Sebuah tangan mengelus rambut Alexa, tangan pucat itu seolah ingin berlama lama disana. Lalu Alexa tumbang, kepalanya jatuh ke sisi tubuhnya. Tangan besar nan kokoh itu menahan pelipis Alexa agar tidak terkantuk, sekaligus menjadi bantal yang nyaman bagi Alexa.

Sembari menahan kepala yang terlelap tidur itu, pria itu meringsut maju. Duduk disamping Alexa lalu menaruh kepala gadis itu di pundaknya, ia melonggarkan dasi yang seolah hampir mencekik dirinya. Rambut abu-abu nya berayun, mengikuti hembusan angin.

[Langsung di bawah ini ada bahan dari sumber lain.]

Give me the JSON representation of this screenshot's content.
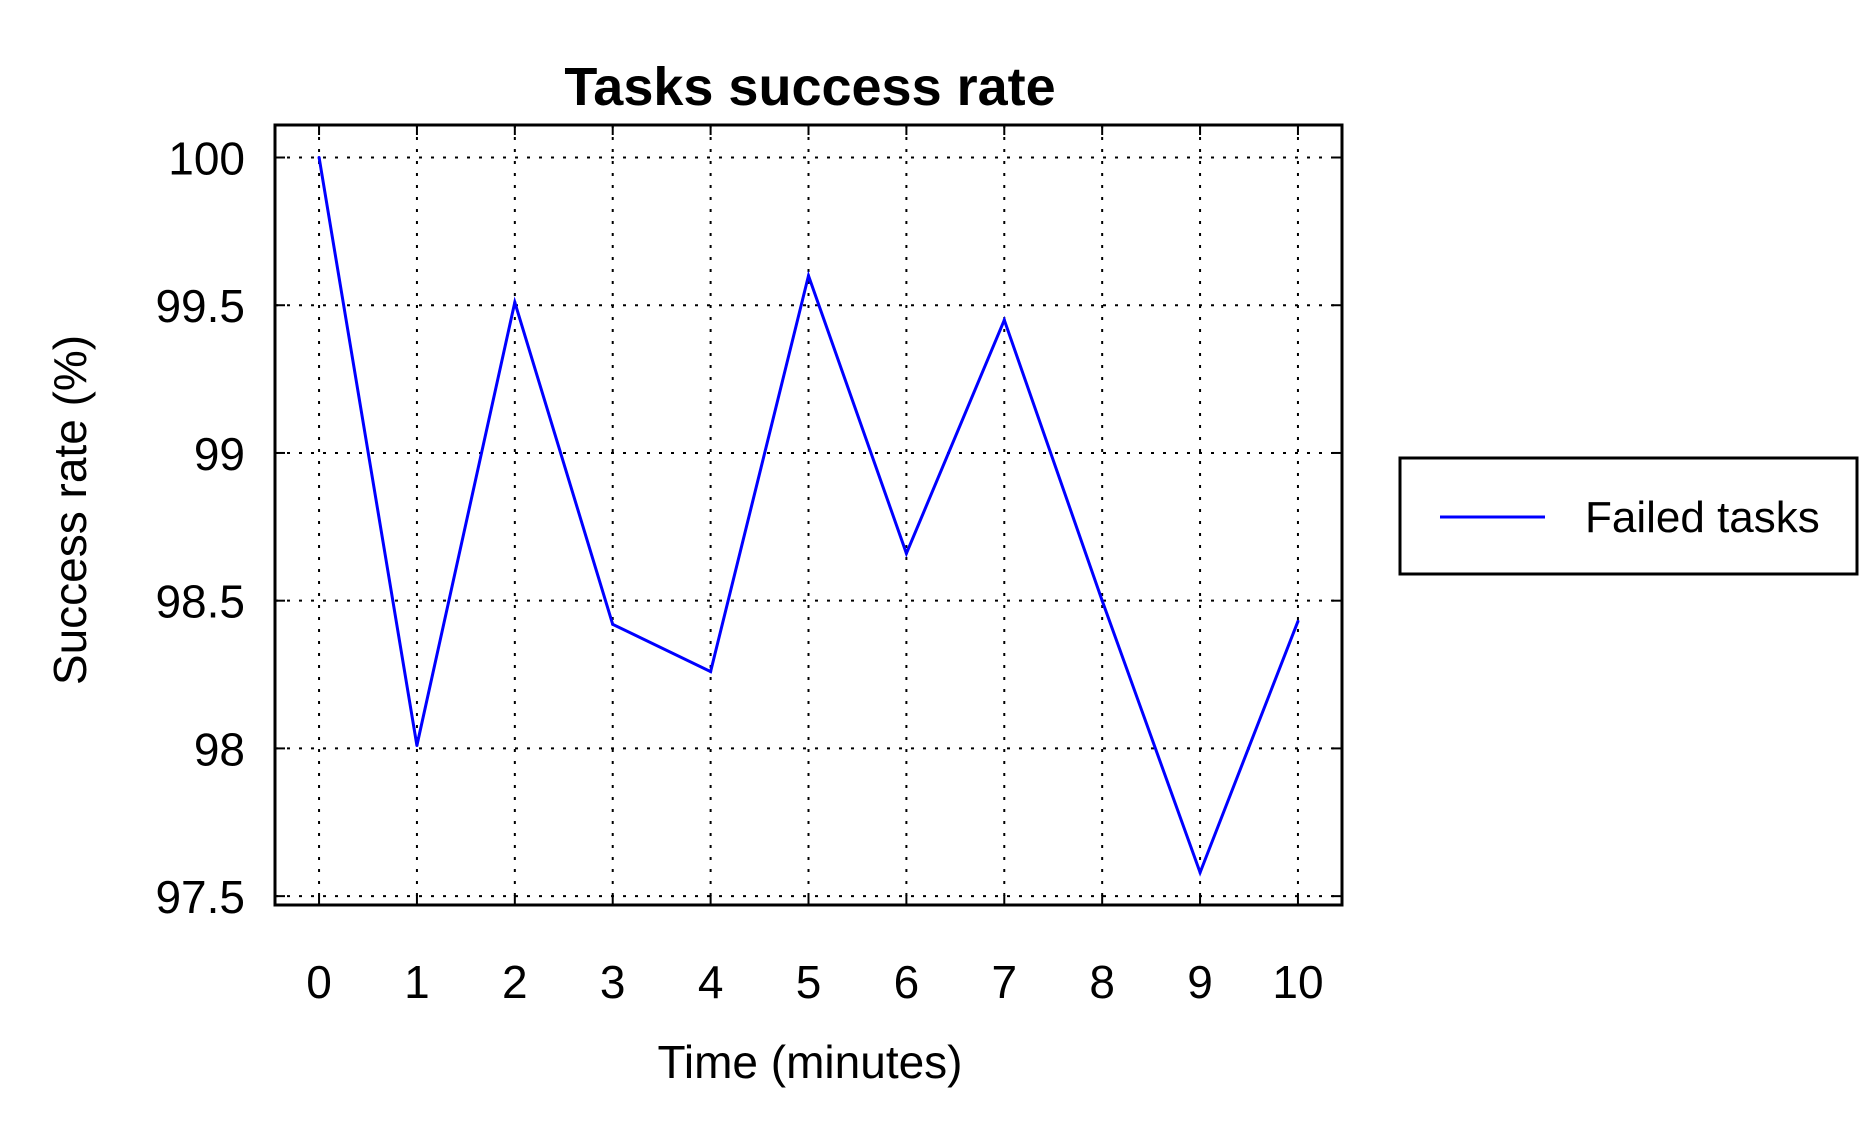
{
  "chart_data": {
    "type": "line",
    "title": "Tasks success rate",
    "xlabel": "Time (minutes)",
    "ylabel": "Success rate (%)",
    "xlim": [
      -0.45,
      10.45
    ],
    "ylim": [
      97.47,
      100.11
    ],
    "xticks": [
      0,
      1,
      2,
      3,
      4,
      5,
      6,
      7,
      8,
      9,
      10
    ],
    "xtick_labels": [
      "0",
      "1",
      "2",
      "3",
      "4",
      "5",
      "6",
      "7",
      "8",
      "9",
      "10"
    ],
    "yticks": [
      97.5,
      98,
      98.5,
      99,
      99.5,
      100
    ],
    "ytick_labels": [
      "97.5",
      "98",
      "98.5",
      "99",
      "99.5",
      "100"
    ],
    "grid": true,
    "legend_position": "outside-right",
    "series": [
      {
        "name": "Failed tasks",
        "color": "#0000ff",
        "x": [
          0,
          1,
          2,
          3,
          4,
          5,
          6,
          7,
          8,
          9,
          10
        ],
        "y": [
          100.0,
          98.01,
          99.51,
          98.42,
          98.26,
          99.6,
          98.66,
          99.45,
          98.5,
          97.58,
          98.43
        ]
      }
    ]
  }
}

"Pasti berat ya mengalami ini semua." suaranya dibalas oleh desiran angin.

"Aku lebih suka kamu tertidur tanpa mengetahui apa-apa," ia mengusap pipi Alexa dengan lembut. "Tapi mau bagaimana lagi, kamu sudah masuk terlalu dalam."

"Dan hari ini aku akan nyatakan bahwa kamu adalah milikku, hanya milikku. Tidak peduli kamu menyukainya atau tidak, Alexa." dan angin tiba-tiba terhenti tanpa suara. Seolah tengah menunggu saat-saat yang paling dinanti.

"Dan aku akan melindungimu dari segala masalah yang ada, termasuk pembunuhmu."

To Be Continued...

Hayoo tebak siapa dia? Hayo tebak, hayoo te-*digetok Sug.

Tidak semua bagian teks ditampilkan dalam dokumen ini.